What would work, then?
1: Enforcing existing animal control laws, for example. Police can effectively fine people whose dogs run loose, or who walk dogs without a leash. A program of rewards for reporting dogs running loose would help. The key here is to increase funding for animal control!
2: So would mandatory spaying and neutering for all but AKC champions. Only bitches and dogs who have earned their championship should be bred anyway, because the goal should be to improve the temperament, health, and appearance of the breeds. It's highly unlikely that the owner of a champion Staffordshire Terrier (aka "Pit Bull")would breed her or him for killer temperament. If the law obliged veterinarians to report any non-spayed or non-neutered dog to the police, and if owners were fined, there would be fewer intact dogs to cause trouble. Intact male dogs represent 80% of dogs presented to veterinary behaviorists for dominance aggression, and are involved in 70%-76% of reported dog bites in Massachusetts.

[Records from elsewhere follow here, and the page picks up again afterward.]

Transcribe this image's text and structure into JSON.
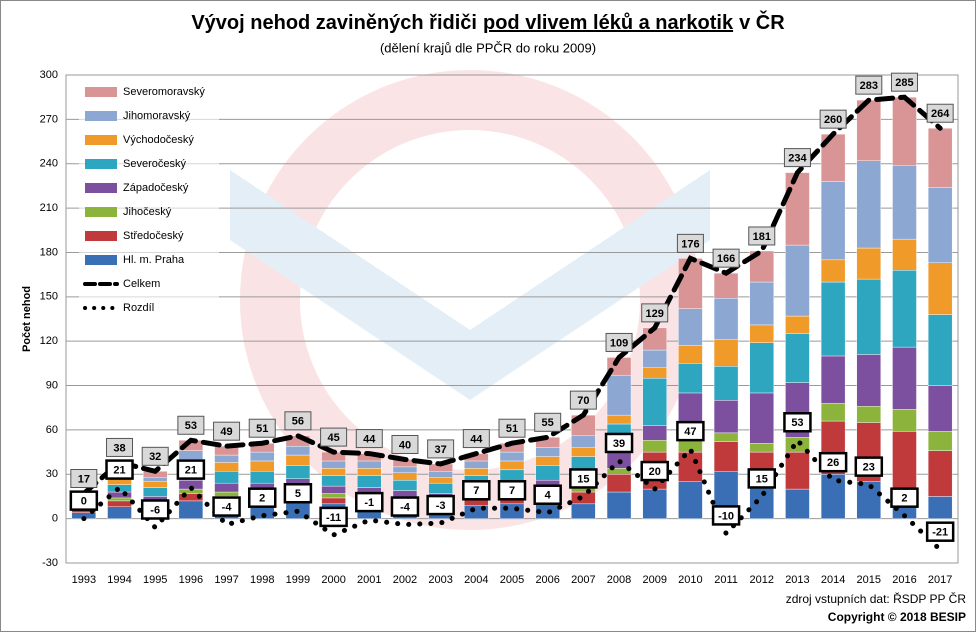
{
  "chart_data": {
    "type": "bar",
    "title": [
      "Vývoj nehod zaviněných řidiči",
      "pod vlivem léků a narkotik",
      "v ČR"
    ],
    "subtitle": "(dělení krajů dle PPČR do roku 2009)",
    "y_label": "Počet nehod",
    "source": "zdroj vstupních dat: ŘSDP PP ČR",
    "copyright": "Copyright © 2018 BESIP",
    "categories": [
      "1993",
      "1994",
      "1995",
      "1996",
      "1997",
      "1998",
      "1999",
      "2000",
      "2001",
      "2002",
      "2003",
      "2004",
      "2005",
      "2006",
      "2007",
      "2008",
      "2009",
      "2010",
      "2011",
      "2012",
      "2013",
      "2014",
      "2015",
      "2016",
      "2017"
    ],
    "stacked": true,
    "series": [
      {
        "name": "Hl. m. Praha",
        "color": "#3a6eb5",
        "values": [
          4,
          8,
          6,
          12,
          10,
          10,
          12,
          10,
          9,
          8,
          7,
          9,
          10,
          11,
          10,
          18,
          20,
          25,
          32,
          30,
          20,
          30,
          25,
          10,
          15
        ]
      },
      {
        "name": "Středočeský",
        "color": "#c0393b",
        "values": [
          2,
          4,
          3,
          5,
          5,
          5,
          6,
          4,
          4,
          4,
          4,
          4,
          5,
          6,
          8,
          12,
          25,
          20,
          20,
          15,
          25,
          36,
          40,
          49,
          31
        ]
      },
      {
        "name": "Jihočeský",
        "color": "#8cb43c",
        "values": [
          1,
          2,
          2,
          3,
          3,
          3,
          3,
          3,
          3,
          2,
          2,
          3,
          3,
          3,
          4,
          4,
          8,
          8,
          6,
          6,
          10,
          12,
          11,
          15,
          13
        ]
      },
      {
        "name": "Západočeský",
        "color": "#7c509f",
        "values": [
          2,
          4,
          4,
          6,
          6,
          6,
          6,
          5,
          5,
          5,
          4,
          5,
          6,
          6,
          8,
          12,
          10,
          32,
          22,
          34,
          37,
          32,
          35,
          42,
          31
        ]
      },
      {
        "name": "Severočeský",
        "color": "#2fa6c0",
        "values": [
          3,
          5,
          6,
          8,
          8,
          8,
          9,
          7,
          8,
          7,
          7,
          8,
          9,
          10,
          12,
          18,
          32,
          20,
          23,
          34,
          33,
          50,
          51,
          52,
          48
        ]
      },
      {
        "name": "Východočeský",
        "color": "#f09a2a",
        "values": [
          1,
          6,
          4,
          6,
          6,
          7,
          7,
          5,
          5,
          5,
          4,
          5,
          6,
          6,
          6,
          6,
          7,
          12,
          18,
          12,
          12,
          15,
          21,
          21,
          35
        ]
      },
      {
        "name": "Jihomoravský",
        "color": "#8da7d3",
        "values": [
          2,
          4,
          3,
          6,
          5,
          6,
          6,
          5,
          5,
          4,
          4,
          5,
          6,
          6,
          8,
          27,
          12,
          25,
          28,
          29,
          48,
          53,
          59,
          50,
          51
        ]
      },
      {
        "name": "Severomoravský",
        "color": "#d99595",
        "values": [
          2,
          5,
          4,
          7,
          6,
          6,
          7,
          6,
          5,
          5,
          5,
          5,
          6,
          7,
          14,
          12,
          15,
          34,
          17,
          21,
          49,
          32,
          41,
          46,
          40
        ]
      }
    ],
    "lines": [
      {
        "name": "Celkem",
        "color": "#000000",
        "style": "dashed",
        "values": [
          17,
          38,
          32,
          53,
          49,
          51,
          56,
          45,
          44,
          40,
          37,
          44,
          51,
          55,
          70,
          109,
          129,
          176,
          166,
          181,
          234,
          260,
          283,
          285,
          264
        ]
      },
      {
        "name": "Rozdíl",
        "color": "#000000",
        "style": "dotted",
        "values": [
          0,
          21,
          -6,
          21,
          -4,
          2,
          5,
          -11,
          -1,
          -4,
          -3,
          7,
          7,
          4,
          15,
          39,
          20,
          47,
          -10,
          15,
          53,
          26,
          23,
          2,
          -21
        ]
      }
    ],
    "ylim": [
      -30,
      300
    ],
    "yticks": [
      -30,
      0,
      30,
      60,
      90,
      120,
      150,
      180,
      210,
      240,
      270,
      300
    ],
    "grid": true,
    "legend": "top-left"
  }
}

But dog bites are only preventable in situations where owners act responsibly. All dogs need appropriate restraint, socialization, obedience training, and safe public areas in which to exercise (dog parks). Dogs and children (especially babies) need very close supervision. A child's attempt to cuddle the family dog can easily result in frightening the animal, and thus put the child at risk of a bite.
As for those who WANT dangerous dogs, they will find them - or create them through deliberate cruelty. Such people should be shot and fed to their dangerous animals.